What is a mathematics exemplar?
A mathematics exemplar is an annotated sample of student work produced in response to a set task. Each exemplar illustrates student work based on a particular topic and strand of Mathematics in the New Zealand Curriculum. They are based on authentic examples of students' work, chosen from thousands of samples collected from schools throughout New Zealand.
Each curriculum strand, but not each achievement objective for that strand, is exemplified. The mathematics exemplars relate to curriculum levels 1 to 5.
The seven sets of mathematics exemplars cover:
The level 1 mathematics exemplars make a link to early childhood learning through Te Whāriki: He Whāriki Mātauranga mō ngā Mokopuna o Aotearoa/Early Childhood Curriculum. Similarly, the level 5 exemplars suggest a link to a related achievement standard in the National Certificate of Educational Achievement (NCEA).
Two things underpin the mathematics exemplars: progressions and tasks.
Progressions
With each exemplar set there is an introduction to the progression that summarises the whole set and identifies the task or tasks exemplified in the student work.
Each exemplar set illustrates a progression in mathematical learning. For example, in measurement, students progress through direct comparison, indirect comparison, use of non-standard units, use of standard units, to flexibility in applying the methods illustrated at each previous step.
The steps in each mathematics progression are the major ones that students move through in learning about that topic. Not every student will move through each of these steps in the given order, although most will do so.

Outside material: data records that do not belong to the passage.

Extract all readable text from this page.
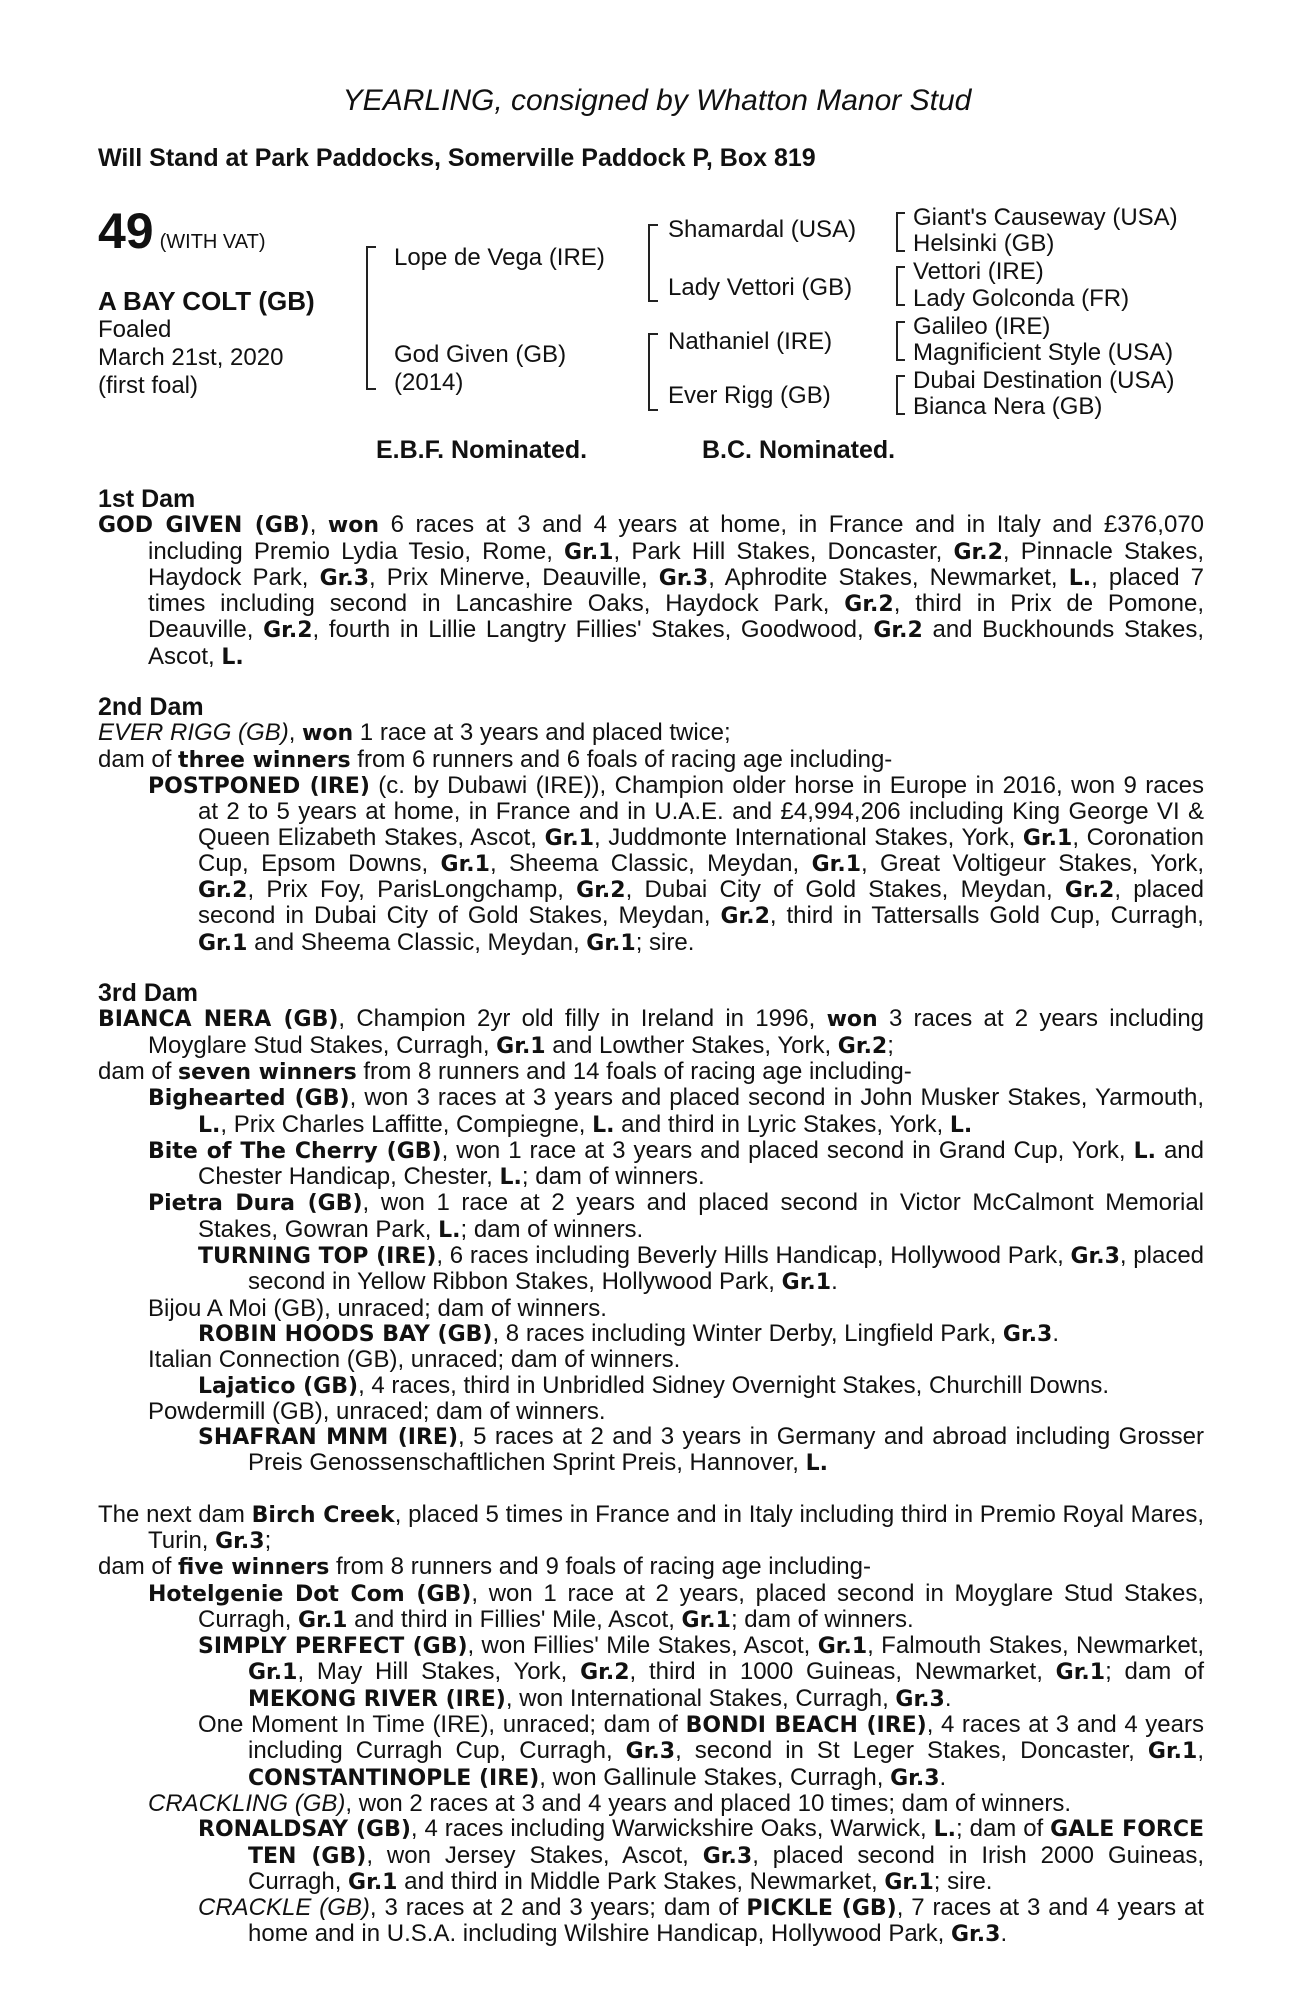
YEARLING, consigned by Whatton Manor Stud
Will Stand at Park Paddocks, Somerville Paddock P, Box 819
49 (WITH VAT)
A BAY COLT (GB)
Foaled
March 21st, 2020
(first foal)
Lope de Vega (IRE)
God Given (GB)
(2014)
Shamardal (USA)
Lady Vettori (GB)
Nathaniel (IRE)
Ever Rigg (GB)
Giant's Causeway (USA)
Helsinki (GB)
Vettori (IRE)
Lady Golconda (FR)
Galileo (IRE)
Magnificient Style (USA)
Dubai Destination (USA)
Bianca Nera (GB)
E.B.F. Nominated.	B.C. Nominated.
1st Dam

GOD GIVEN (GB), won 6 races at 3 and 4 years at home, in France and in Italy and £376,070 including Premio Lydia Tesio, Rome, Gr.1, Park Hill Stakes, Doncaster, Gr.2, Pinnacle Stakes, Haydock Park, Gr.3, Prix Minerve, Deauville, Gr.3, Aphrodite Stakes, Newmarket, L., placed 7 times including second in Lancashire Oaks, Haydock Park, Gr.2, third in Prix de Pomone, Deauville, Gr.2, fourth in Lillie Langtry Fillies' Stakes, Goodwood, Gr.2 and Buckhounds Stakes, Ascot, L.

2nd Dam

EVER RIGG (GB), won 1 race at 3 years and placed twice;

dam of three winners from 6 runners and 6 foals of racing age including-

POSTPONED (IRE) (c. by Dubawi (IRE)), Champion older horse in Europe in 2016, won 9 races at 2 to 5 years at home, in France and in U.A.E. and £4,994,206 including King George VI & Queen Elizabeth Stakes, Ascot, Gr.1, Juddmonte International Stakes, York, Gr.1, Coronation Cup, Epsom Downs, Gr.1, Sheema Classic, Meydan, Gr.1, Great Voltigeur Stakes, York, Gr.2, Prix Foy, ParisLongchamp, Gr.2, Dubai City of Gold Stakes, Meydan, Gr.2, placed second in Dubai City of Gold Stakes, Meydan, Gr.2, third in Tattersalls Gold Cup, Curragh, Gr.1 and Sheema Classic, Meydan, Gr.1; sire.

3rd Dam

BIANCA NERA (GB), Champion 2yr old filly in Ireland in 1996, won 3 races at 2 years including Moyglare Stud Stakes, Curragh, Gr.1 and Lowther Stakes, York, Gr.2;

dam of seven winners from 8 runners and 14 foals of racing age including-

Bighearted (GB), won 3 races at 3 years and placed second in John Musker Stakes, Yarmouth, L., Prix Charles Laffitte, Compiegne, L. and third in Lyric Stakes, York, L.

Bite of The Cherry (GB), won 1 race at 3 years and placed second in Grand Cup, York, L. and Chester Handicap, Chester, L.; dam of winners.

Pietra Dura (GB), won 1 race at 2 years and placed second in Victor McCalmont Memorial Stakes, Gowran Park, L.; dam of winners.

TURNING TOP (IRE), 6 races including Beverly Hills Handicap, Hollywood Park, Gr.3, placed second in Yellow Ribbon Stakes, Hollywood Park, Gr.1.

Bijou A Moi (GB), unraced; dam of winners.

ROBIN HOODS BAY (GB), 8 races including Winter Derby, Lingfield Park, Gr.3.

Italian Connection (GB), unraced; dam of winners.

Lajatico (GB), 4 races, third in Unbridled Sidney Overnight Stakes, Churchill Downs.

Powdermill (GB), unraced; dam of winners.

SHAFRAN MNM (IRE), 5 races at 2 and 3 years in Germany and abroad including Grosser Preis Genossenschaftlichen Sprint Preis, Hannover, L.

The next dam Birch Creek, placed 5 times in France and in Italy including third in Premio Royal Mares, Turin, Gr.3;

dam of five winners from 8 runners and 9 foals of racing age including-

Hotelgenie Dot Com (GB), won 1 race at 2 years, placed second in Moyglare Stud Stakes, Curragh, Gr.1 and third in Fillies' Mile, Ascot, Gr.1; dam of winners.

SIMPLY PERFECT (GB), won Fillies' Mile Stakes, Ascot, Gr.1, Falmouth Stakes, Newmarket, Gr.1, May Hill Stakes, York, Gr.2, third in 1000 Guineas, Newmarket, Gr.1; dam of MEKONG RIVER (IRE), won International Stakes, Curragh, Gr.3.

One Moment In Time (IRE), unraced; dam of BONDI BEACH (IRE), 4 races at 3 and 4 years including Curragh Cup, Curragh, Gr.3, second in St Leger Stakes, Doncaster, Gr.1, CONSTANTINOPLE (IRE), won Gallinule Stakes, Curragh, Gr.3.

CRACKLING (GB), won 2 races at 3 and 4 years and placed 10 times; dam of winners.

RONALDSAY (GB), 4 races including Warwickshire Oaks, Warwick, L.; dam of GALE FORCE TEN (GB), won Jersey Stakes, Ascot, Gr.3, placed second in Irish 2000 Guineas, Curragh, Gr.1 and third in Middle Park Stakes, Newmarket, Gr.1; sire.

CRACKLE (GB), 3 races at 2 and 3 years; dam of PICKLE (GB), 7 races at 3 and 4 years at home and in U.S.A. including Wilshire Handicap, Hollywood Park, Gr.3.
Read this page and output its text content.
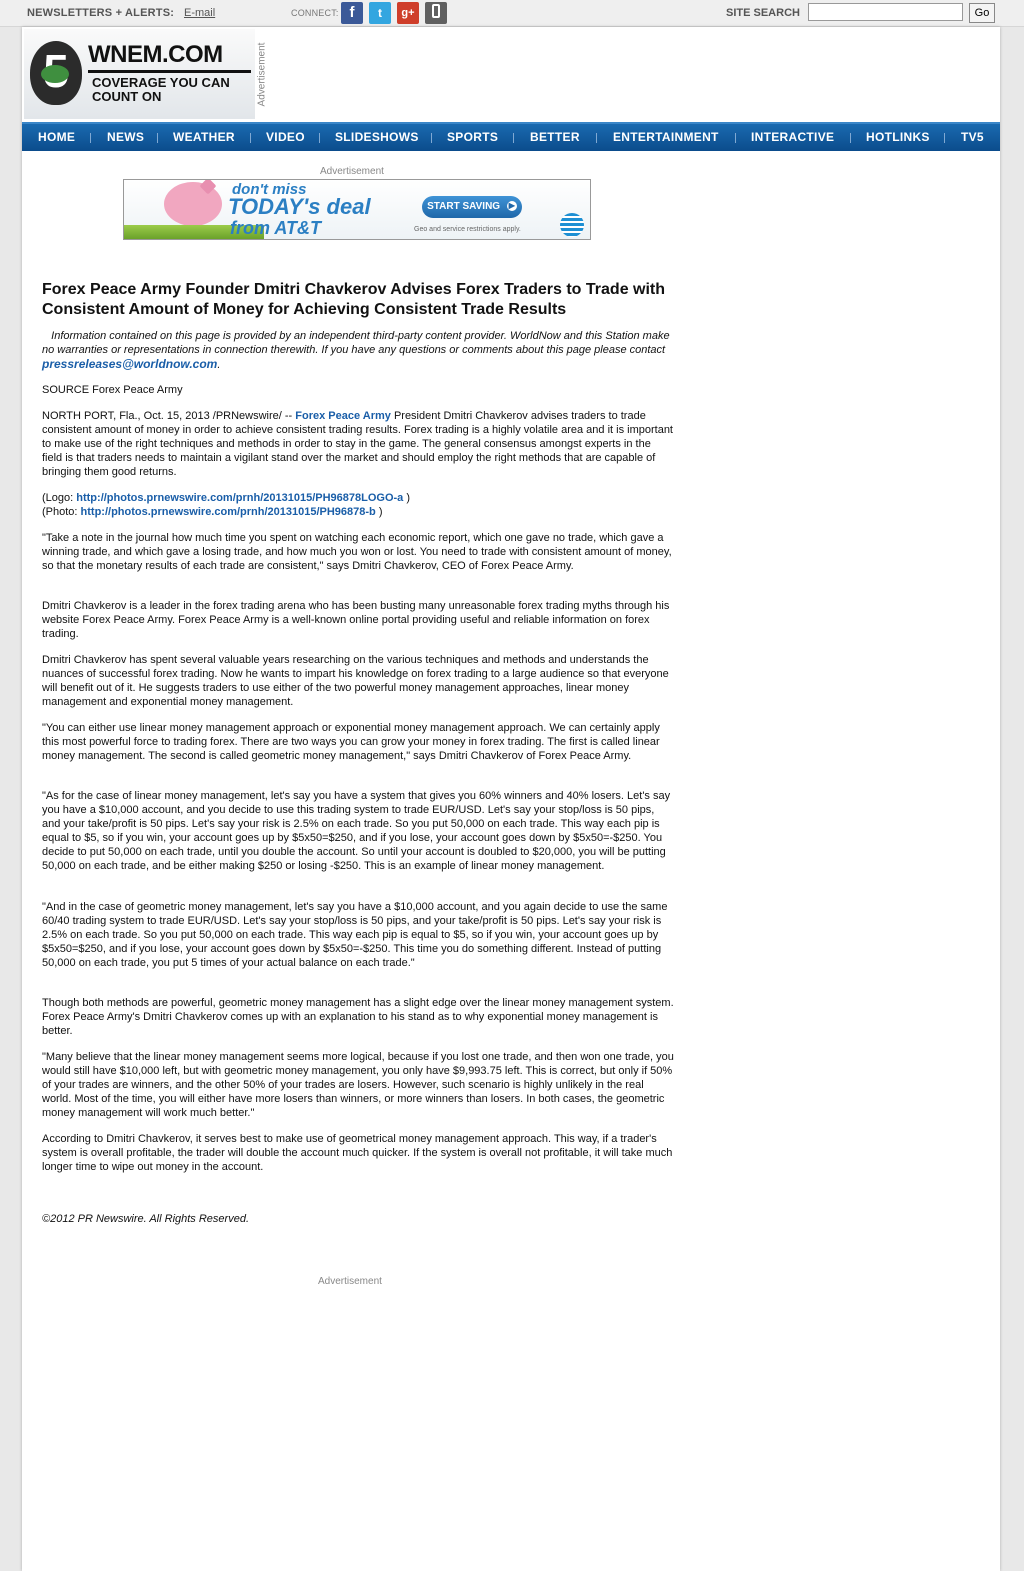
NEWSLETTERS + ALERTS: E-mail	CONNECT: f	t	g+	SITE SEARCH	Go
WNEM.COM
COVERAGE YOU CAN COUNT ON	Advertisement
HOME	NEWS WEATHER	VIDEO	SLIDESHOWS SPORTS	BETTER	ENTERTAINMENT	INTERACTIVE	HOTLINKS	TV5
Advertisement
don't miss
TODAY's deal
from AT&T
START SAVING ▶
Geo and service restrictions apply.
Forex Peace Army Founder Dmitri Chavkerov Advises Forex Traders to Trade with Consistent Amount of Money for Achieving Consistent Trade Results

Information contained on this page is provided by an independent third-party content provider. WorldNow and this Station make no warranties or representations in connection therewith. If you have any questions or comments about this page please contact pressreleases@worldnow.com.

SOURCE Forex Peace Army

NORTH PORT, Fla., Oct. 15, 2013 /PRNewswire/ -- Forex Peace Army President Dmitri Chavkerov advises traders to trade consistent amount of money in order to achieve consistent trading results. Forex trading is a highly volatile area and it is important to make use of the right techniques and methods in order to stay in the game. The general consensus amongst experts in the field is that traders needs to maintain a vigilant stand over the market and should employ the right methods that are capable of bringing them good returns.

(Logo: http://photos.prnewswire.com/prnh/20131015/PH96878LOGO-a )

(Photo: http://photos.prnewswire.com/prnh/20131015/PH96878-b )

"Take a note in the journal how much time you spent on watching each economic report, which one gave no trade, which gave a winning trade, and which gave a losing trade, and how much you won or lost. You need to trade with consistent amount of money, so that the monetary results of each trade are consistent," says Dmitri Chavkerov, CEO of Forex Peace Army.

Dmitri Chavkerov is a leader in the forex trading arena who has been busting many unreasonable forex trading myths through his website Forex Peace Army. Forex Peace Army is a well-known online portal providing useful and reliable information on forex trading.

Dmitri Chavkerov has spent several valuable years researching on the various techniques and methods and understands the nuances of successful forex trading. Now he wants to impart his knowledge on forex trading to a large audience so that everyone will benefit out of it. He suggests traders to use either of the two powerful money management approaches, linear money management and exponential money management.

"You can either use linear money management approach or exponential money management approach. We can certainly apply this most powerful force to trading forex. There are two ways you can grow your money in forex trading. The first is called linear money management. The second is called geometric money management," says Dmitri Chavkerov of Forex Peace Army.

"As for the case of linear money management, let's say you have a system that gives you 60% winners and 40% losers. Let's say you have a $10,000 account, and you decide to use this trading system to trade EUR/USD. Let's say your stop/loss is 50 pips, and your take/profit is 50 pips. Let's say your risk is 2.5% on each trade. So you put 50,000 on each trade. This way each pip is equal to $5, so if you win, your account goes up by $5x50=$250, and if you lose, your account goes down by $5x50=-$250. You decide to put 50,000 on each trade, until you double the account. So until your account is doubled to $20,000, you will be putting 50,000 on each trade, and be either making $250 or losing -$250. This is an example of linear money management.

"And in the case of geometric money management, let's say you have a $10,000 account, and you again decide to use the same 60/40 trading system to trade EUR/USD. Let's say your stop/loss is 50 pips, and your take/profit is 50 pips. Let's say your risk is 2.5% on each trade. So you put 50,000 on each trade. This way each pip is equal to $5, so if you win, your account goes up by $5x50=$250, and if you lose, your account goes down by $5x50=-$250. This time you do something different. Instead of putting 50,000 on each trade, you put 5 times of your actual balance on each trade."

Though both methods are powerful, geometric money management has a slight edge over the linear money management system. Forex Peace Army's Dmitri Chavkerov comes up with an explanation to his stand as to why exponential money management is better.

"Many believe that the linear money management seems more logical, because if you lost one trade, and then won one trade, you would still have $10,000 left, but with geometric money management, you only have $9,993.75 left. This is correct, but only if 50% of your trades are winners, and the other 50% of your trades are losers. However, such scenario is highly unlikely in the real world. Most of the time, you will either have more losers than winners, or more winners than losers. In both cases, the geometric money management will work much better."

According to Dmitri Chavkerov, it serves best to make use of geometrical money management approach. This way, if a trader's system is overall profitable, the trader will double the account much quicker. If the system is overall not profitable, it will take much longer time to wipe out money in the account.

©2012 PR Newswire. All Rights Reserved.

Advertisement
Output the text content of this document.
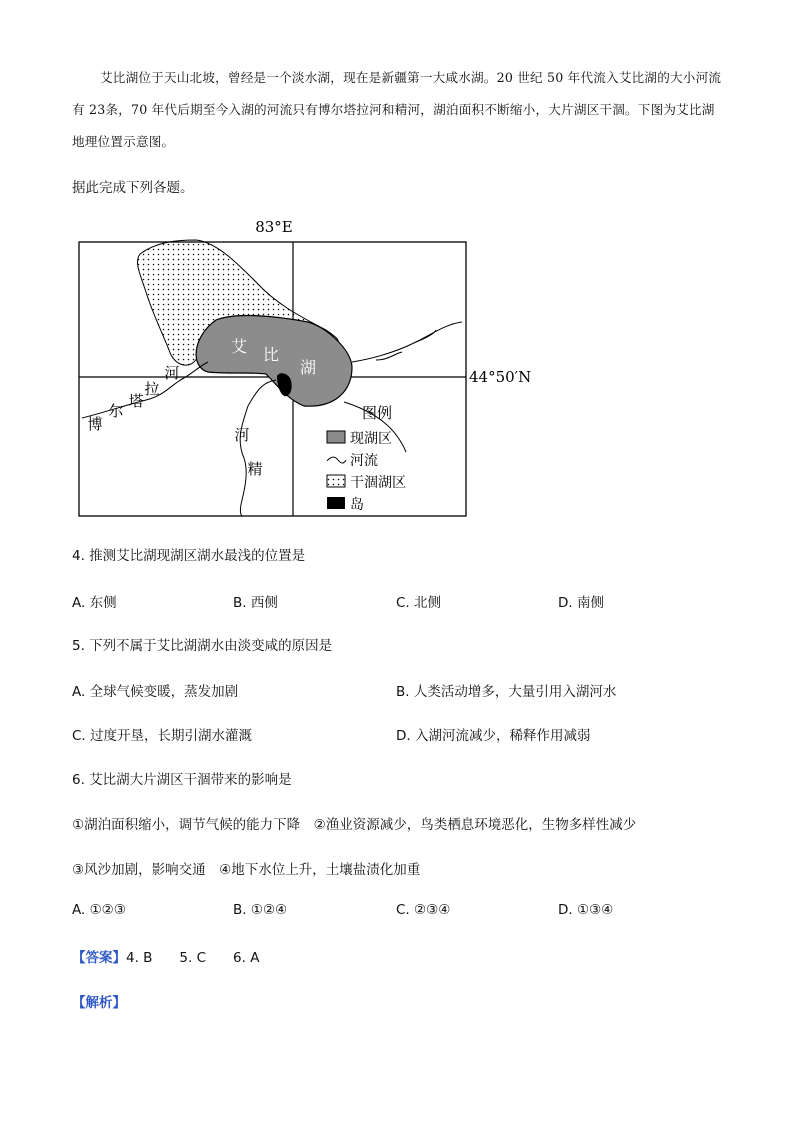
艾比湖位于天山北坡，曾经是一个淡水湖，现在是新疆第一大咸水湖。20 世纪 50 年代流入艾比湖的大小河流有 23条，70 年代后期至今入湖的河流只有博尔塔拉河和精河，湖泊面积不断缩小，大片湖区干涸。下图为艾比湖地理位置示意图。
据此完成下列各题。
83°E
44°50′N
艾 比
湖
博
尔
塔
拉
河
河
精
图例
现湖区
河流
干涸湖区
岛
4. 推测艾比湖现湖区湖水最浅的位置是
A. 东侧	B. 西侧	C. 北侧	D. 南侧
5. 下列不属于艾比湖湖水由淡变咸的原因是
A. 全球气候变暖，蒸发加剧	B. 人类活动增多，大量引用入湖河水
C. 过度开垦，长期引湖水灌溉	D. 入湖河流减少，稀释作用减弱
6. 艾比湖大片湖区干涸带来的影响是
①湖泊面积缩小，调节气候的能力下降　②渔业资源减少，鸟类栖息环境恶化，生物多样性减少
③风沙加剧，影响交通　④地下水位上升，土壤盐渍化加重
A. ①②③	B. ①②④	C. ②③④	D. ①③④
【答案】4. B　　5. C　　6. A
【解析】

In practice, students may be able to respond at more than one level in a progression. It is important for the teacher to determine the highest level of the progression at which a student can perform. Each exemplar includes teacher-student conversations that suggest scaffolds to elicit a student's most sophisticated level of thinking and their currently highest step in that progression.
The seven progressions represented in the exemplar sets are set out in the mathematics matrix.
The choice of progressions for the mathematics exemplars was guided by the need to:
- ground the progressions on research based on samples of work from schools throughout New Zealand
- illustrate the main content areas of Mathematics in the New Zealand Curriculum
- provide material that will help teachers to assess achievement in mathematics and provide feedback to their students
- support areas of mathematics in which students are known to experience some difficulty.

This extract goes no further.